3161A Jewish Literatures of Late Antiquity [MAJS and MSJS concentration or elective, DSJS text]
(3 quarter hours)
This course will survey the major types of Jewish literatures of Late Antiquity: Mishnah, Tosefta, Palestinian Talmud, Babylonian Talmud, Mystical literatures. We will examine the major scholarly discussions of the texts concerning their histories, literary genres, and textual traditions.
AFTERNOON COURSES
Sunday 4:30-6:30 pm
and Monday-Thursday 2-6pm
3502 The Rabbinic Mind
[MAJS core]
(3 quarter hours)
Judaism is not the religion of the Bible. It is the religion of the Bible as interpreted by the Rabbis. Who were these Rabbis? What were they thinking as they interpreted the Bible? What gave them the authority to believe that they could take the Written Torah and add to it an entire Oral Torah? What effect did their work have on the Judaism of their day and how did it interact with the other religious traditions that were around them? This course will enable us to access the Rabbinic Mind through the historical and literary texts of the Rabbinic period. We will look at the background of the Rabbinic period from a historical and sociological point of view and then move to examine the literary genres of Rabbinic literature. Texts of that period, including Mishna, Tosefta, Gemara and Midrash will be examined both for their literary style and their content. We will also look at some core concepts of the Rabbinic period and see how the Rabbis developed them into an organized way of thinking which set the pattern for the Jewish thought of today.

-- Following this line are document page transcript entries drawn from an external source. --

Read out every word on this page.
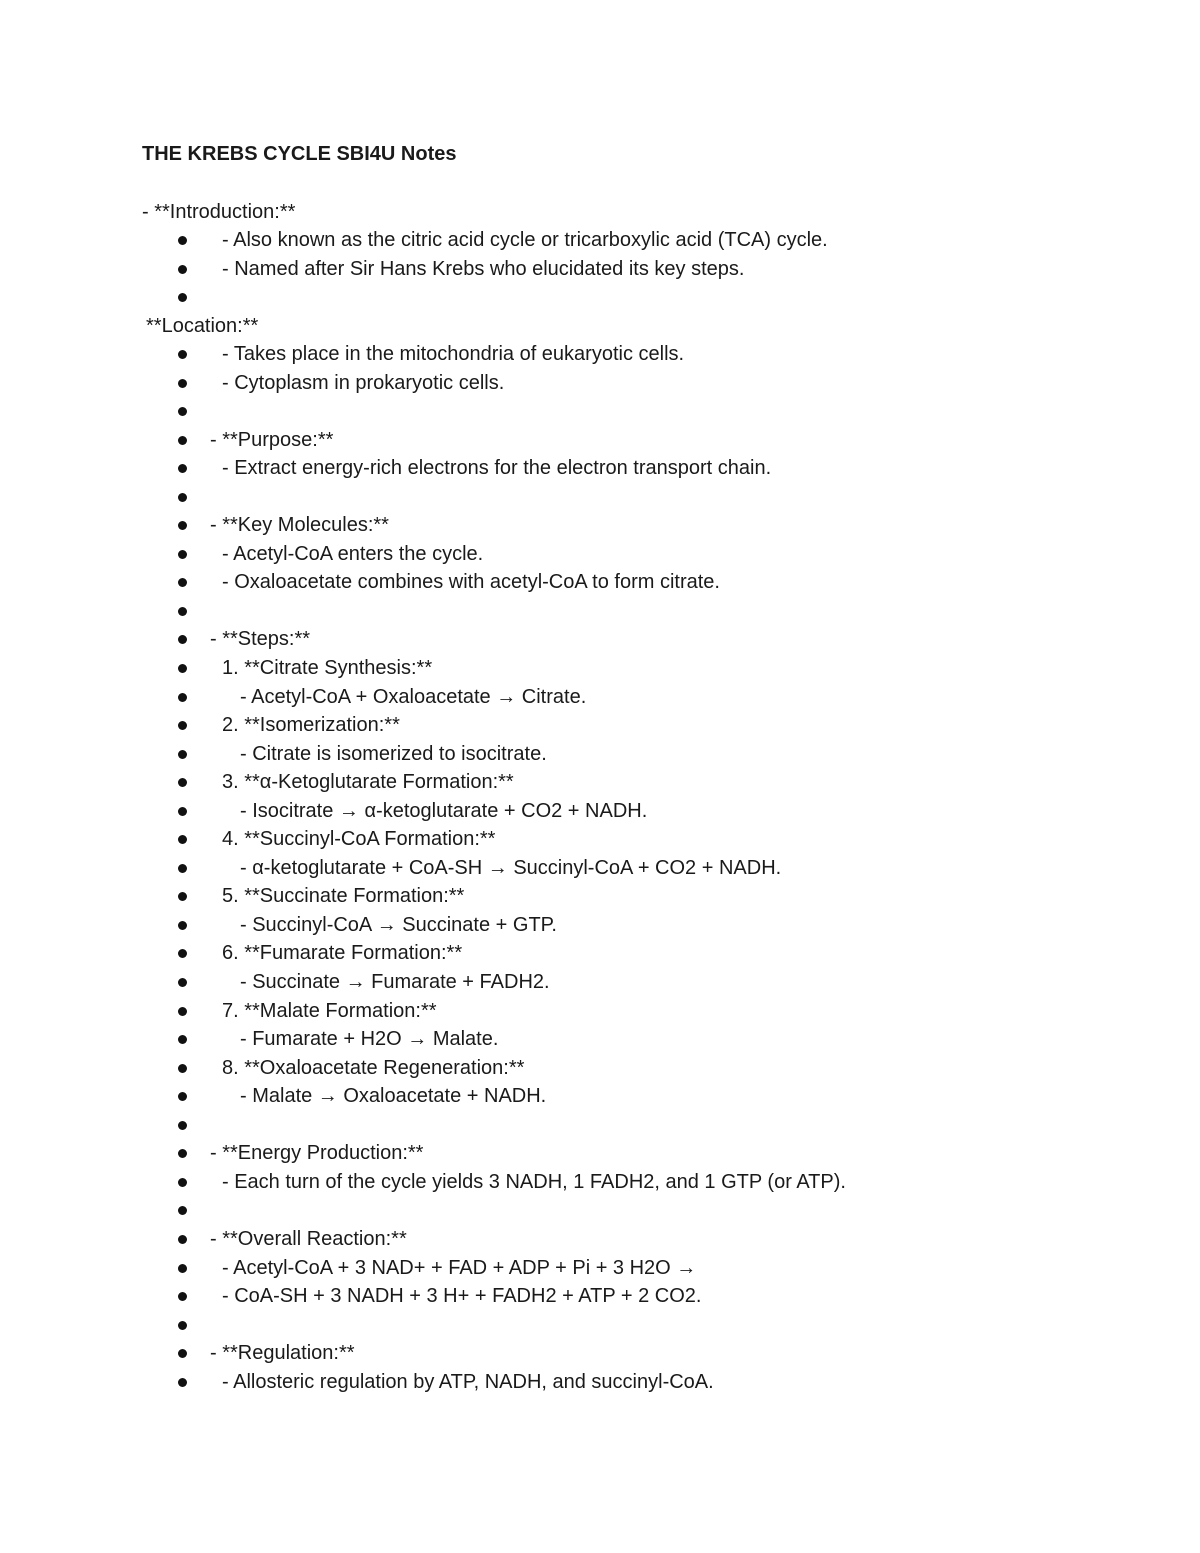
THE KREBS CYCLE SBI4U Notes
- **Introduction:**
- Also known as the citric acid cycle or tricarboxylic acid (TCA) cycle.
- Named after Sir Hans Krebs who elucidated its key steps.
**Location:**
- Takes place in the mitochondria of eukaryotic cells.
- Cytoplasm in prokaryotic cells.
- **Purpose:**
- Extract energy-rich electrons for the electron transport chain.
- **Key Molecules:**
- Acetyl-CoA enters the cycle.
- Oxaloacetate combines with acetyl-CoA to form citrate.
- **Steps:**
1. **Citrate Synthesis:**
- Acetyl-CoA + Oxaloacetate → Citrate.
2. **Isomerization:**
- Citrate is isomerized to isocitrate.
3. **α-Ketoglutarate Formation:**
- Isocitrate → α-ketoglutarate + CO2 + NADH.
4. **Succinyl-CoA Formation:**
- α-ketoglutarate + CoA-SH → Succinyl-CoA + CO2 + NADH.
5. **Succinate Formation:**
- Succinyl-CoA → Succinate + GTP.
6. **Fumarate Formation:**
- Succinate → Fumarate + FADH2.
7. **Malate Formation:**
- Fumarate + H2O → Malate.
8. **Oxaloacetate Regeneration:**
- Malate → Oxaloacetate + NADH.
- **Energy Production:**
- Each turn of the cycle yields 3 NADH, 1 FADH2, and 1 GTP (or ATP).
- **Overall Reaction:**
- Acetyl-CoA + 3 NAD+ + FAD + ADP + Pi + 3 H2O →
- CoA-SH + 3 NADH + 3 H+ + FADH2 + ATP + 2 CO2.
- **Regulation:**
- Allosteric regulation by ATP, NADH, and succinyl-CoA.
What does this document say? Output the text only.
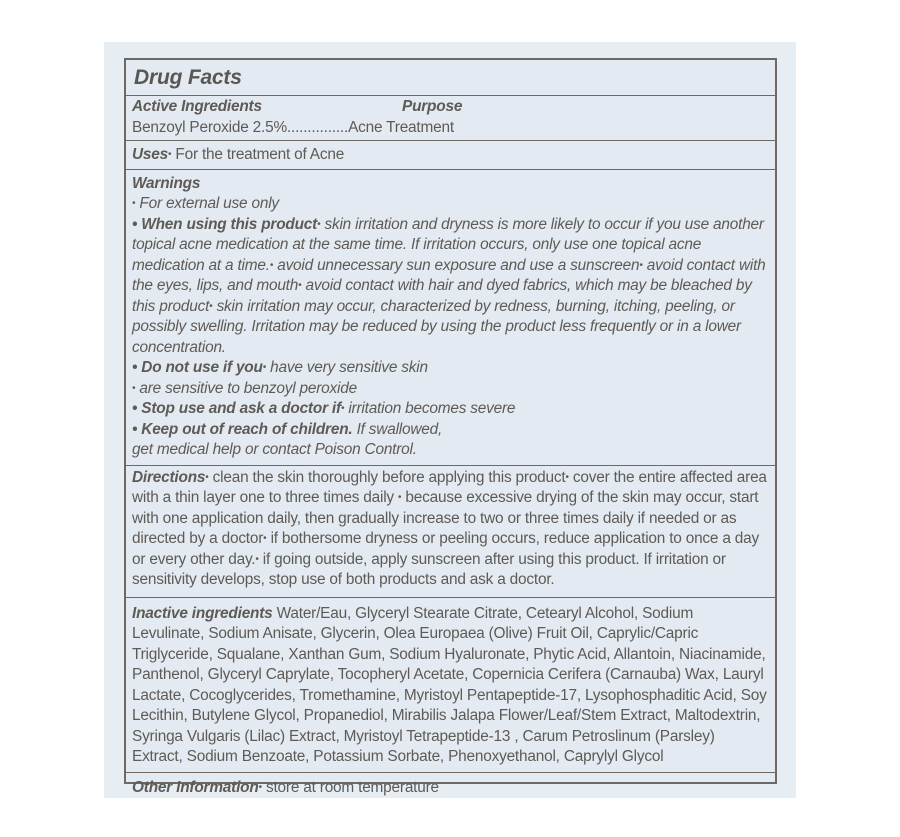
Drug Facts
Active Ingredients	Purpose
Benzoyl Peroxide 2.5%...............Acne Treatment
Uses• For the treatment of Acne
Warnings
• For external use only

• When using this product• skin irritation and dryness is more likely to occur if you use another topical acne medication at the same time. If irritation occurs, only use one topical acne medication at a time.• avoid unnecessary sun exposure and use a sunscreen• avoid contact with the eyes, lips, and mouth• avoid contact with hair and dyed fabrics, which may be bleached by this product• skin irritation may occur, characterized by redness, burning, itching, peeling, or possibly swelling. Irritation may be reduced by using the product less frequently or in a lower concentration.

• Do not use if you• have very sensitive skin
• are sensitive to benzoyl peroxide
• Stop use and ask a doctor if• irritation becomes severe
• Keep out of reach of children. If swallowed,
get medical help or contact Poison Control.

Directions• clean the skin thoroughly before applying this product• cover the entire affected area with a thin layer one to three times daily • because excessive drying of the skin may occur, start with one application daily, then gradually increase to two or three times daily if needed or as directed by a doctor• if bothersome dryness or peeling occurs, reduce application to once a day or every other day.• if going outside, apply sunscreen after using this product. If irritation or sensitivity develops, stop use of both products and ask a doctor.

Inactive ingredients Water/Eau, Glyceryl Stearate Citrate, Cetearyl Alcohol, Sodium Levulinate, Sodium Anisate, Glycerin, Olea Europaea (Olive) Fruit Oil, Caprylic/Capric Triglyceride, Squalane, Xanthan Gum, Sodium Hyaluronate, Phytic Acid, Allantoin, Niacinamide, Panthenol, Glyceryl Caprylate, Tocopheryl Acetate, Copernicia Cerifera (Carnauba) Wax, Lauryl Lactate, Cocoglycerides, Tromethamine, Myristoyl Pentapeptide-17, Lysophosphaditic Acid, Soy Lecithin, Butylene Glycol, Propanediol, Mirabilis Jalapa Flower/Leaf/Stem Extract, Maltodextrin, Syringa Vulgaris (Lilac) Extract, Myristoyl Tetrapeptide-13 , Carum Petroslinum (Parsley) Extract, Sodium Benzoate, Potassium Sorbate, Phenoxyethanol, Caprylyl Glycol

Other Information• store at room temperature
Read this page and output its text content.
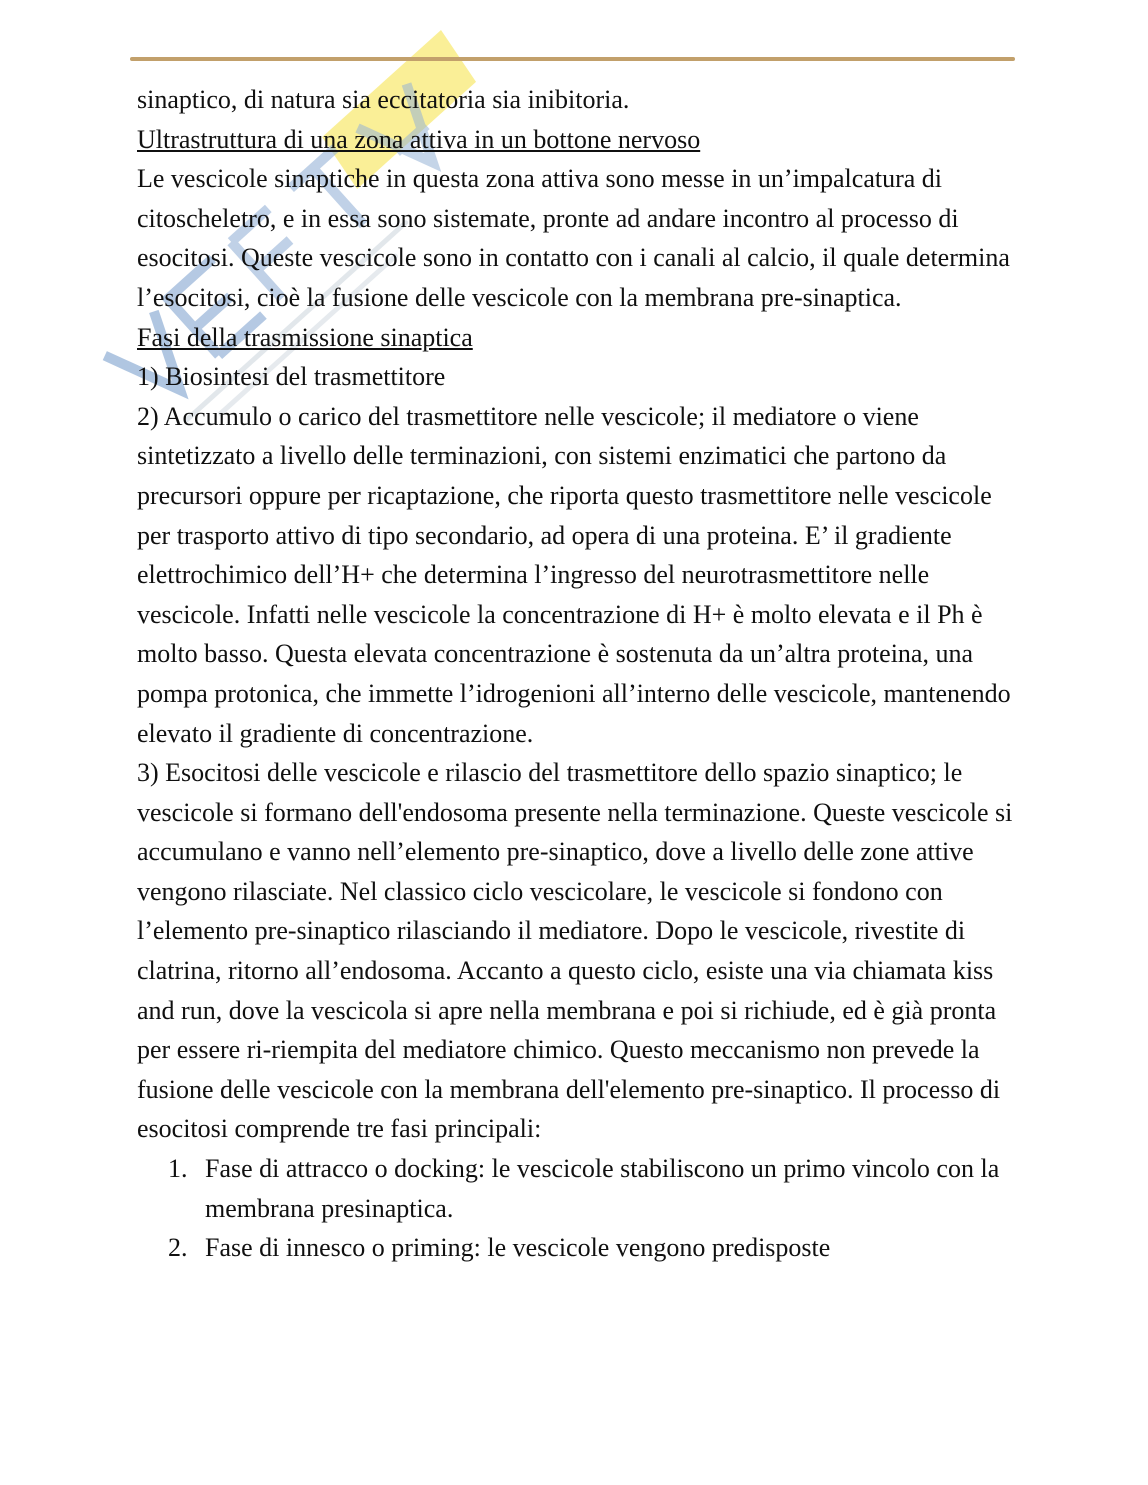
sinaptico, di natura sia eccitatoria sia inibitoria.

Ultrastruttura di una zona attiva in un bottone nervoso

Le vescicole sinaptiche in questa zona attiva sono messe in un’impalcatura di citoscheletro, e in essa sono sistemate, pronte ad andare incontro al processo di esocitosi. Queste vescicole sono in contatto con i canali al calcio, il quale determina l’esocitosi, cioè la fusione delle vescicole con la membrana pre-sinaptica.

Fasi della trasmissione sinaptica

1) Biosintesi del trasmettitore

2) Accumulo o carico del trasmettitore nelle vescicole; il mediatore o viene sintetizzato a livello delle terminazioni, con sistemi enzimatici che partono da precursori oppure per ricaptazione, che riporta questo trasmettitore nelle vescicole per trasporto attivo di tipo secondario, ad opera di una proteina. E’ il gradiente elettrochimico dell’H+ che determina l’ingresso del neurotrasmettitore nelle vescicole. Infatti nelle vescicole la concentrazione di H+ è molto elevata e il Ph è molto basso. Questa elevata concentrazione è sostenuta da un’altra proteina, una pompa protonica, che immette l’idrogenioni all’interno delle vescicole, mantenendo elevato il gradiente di concentrazione.

3) Esocitosi delle vescicole e rilascio del trasmettitore dello spazio sinaptico; le vescicole si formano dell'endosoma presente nella terminazione. Queste vescicole si accumulano e vanno nell’elemento pre-sinaptico, dove a livello delle zone attive vengono rilasciate. Nel classico ciclo vescicolare, le vescicole si fondono con l’elemento pre-sinaptico rilasciando il mediatore. Dopo le vescicole, rivestite di clatrina, ritorno all’endosoma. Accanto a questo ciclo, esiste una via chiamata kiss and run, dove la vescicola si apre nella membrana e poi si richiude, ed è già pronta per essere ri-riempita del mediatore chimico. Questo meccanismo non prevede la fusione delle vescicole con la membrana dell'elemento pre-sinaptico. Il processo di esocitosi comprende tre fasi principali:

1. Fase di attracco o docking: le vescicole stabiliscono un primo vincolo con la membrana presinaptica.
2. Fase di innesco o priming: le vescicole vengono predisposte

4195 Between Revolution and Tradition:
An Introduction to Modern Jewish Literature
[MAJS core II, MAJS and MSJS concentration or elective, DSJS elective and comprehensive examination preparation]
(3 quarter hours)
In the early 21st century we tend to think of modern Jewish literature as a given, but the very existence of this polyglot literature is a relatively new and utterly fascinating development in modern Jewish history. This course will examine the development of a largely secular modern Jewish literature, with an eye on articulating the uniquely “Jewish” features of this literature. Initial emphasis will be placed on the ways in which the translation and transposition of pre-existing Jewish languages and sources functioned as a central feature of this literature’s initial emergence. We will next trace the way modern literary forms (autobiography, the novel, etc.) and trends (modernism and postmodernism) have been employed to narrate the Jewish encounter with modernity and make sense of Jewish history over the last two hundred years. Throughout our readings and discussions we will explore the profound tension between continuity and innovation that informs this relatively new literature’s relationship to traditional Jewish culture.
5505 What is Judaism?
[DSJS core, open to master’s students who have completed at least 15 quarter hours]
(3 quarter hours)
What is Judaism? deals with how Judaism has been understood in the intellectual and religious history of the Jews. Issues discussed include: what is the nature of Judaism? What are its fundamental theological claims, what are its boundaries, what it is not, what are its “essentials,” what is not essential to its nature, which of its essential characteristics have been historically endemic and which have not, which can be maintained today? These and related issues will be surveyed as they emerged during the biblical, talmudic, medieval, modern and contemporary periods.